Das Sozialschuztpaket 2 sagt folgendes: "Für Arbeitnehmerinnen und Arbeitnehmer in Kurzarbeit werden die bereits bestehenden Hinzuverdienstmöglichkeiten mit einer Hinzuverdienstgrenze bis zur vollen Höhe des bisherigen Monatseinkommens bis zum 31. Dezember 2020 verlängert und für alle Berufe geöffnet."
Hat jemand eventuell so einen Fall schon mal gehabt? Wie müsste ich diesen Arbeitnehmer dann anmelden?
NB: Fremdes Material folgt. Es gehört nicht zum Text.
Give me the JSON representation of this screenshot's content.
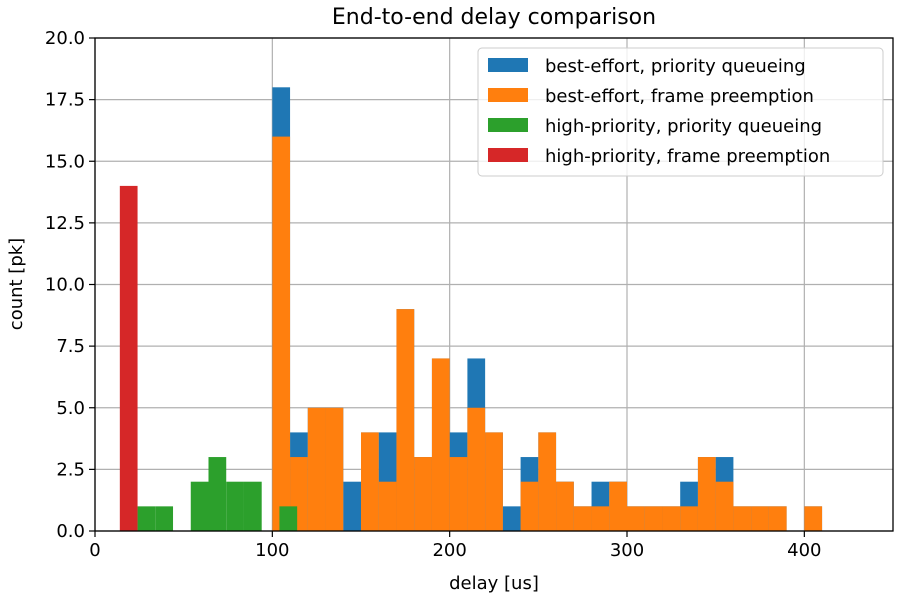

Ganz normal mit Steuerklasse 6?
Vielen Dank für Eure Hilfe.
Liebe Grüße,
Silke
Im Grunde ist der Arbeitnehmer ein ganz normaler Teilzeitbeschäftigter. Ergo: ja, Steuerklasse 6
Ohne die Zusatzregelung wäre das auch nur in dem Betrieb interessant, der das KUG abrechnet - dort würde der Hinzuverdienst ansonsten auf das KUG angerechnet. (jetzt auch, wenn er das "normale" Netto übersteigt).
Erst einmal vielen Dank für die Antwort, sie hat mir schon ein ganzes Stück weitergeholfen. 😊
Ich hätte dann aber noch eine Frage zur Sozialversicherung. § 421c Vorübergehende Sonderregelungen im Zusammenhang mit Kurzarbeit sagt folgendes: "Die während des Bezugs von Kurzarbeitergeld aufgenommenen Beschäftigungen nach Satz 1 sind versicherungsfrei zur Arbeitsförderung." Wenn ich das richtig sehe müsste ich den Arbeitnehmer mit vollem Beitrag in der Kranken-, Renten- und Pflegeversicherung anlegen und in der Arbeitslosenversicherung mit 0 (kein Beitrag).
So tief steck ich da jetzt nicht drin, aber bezogen auf Ihr Zitat und vorausgesetzt, es ist kein Minijob, würde ich sagen: ja - genau so.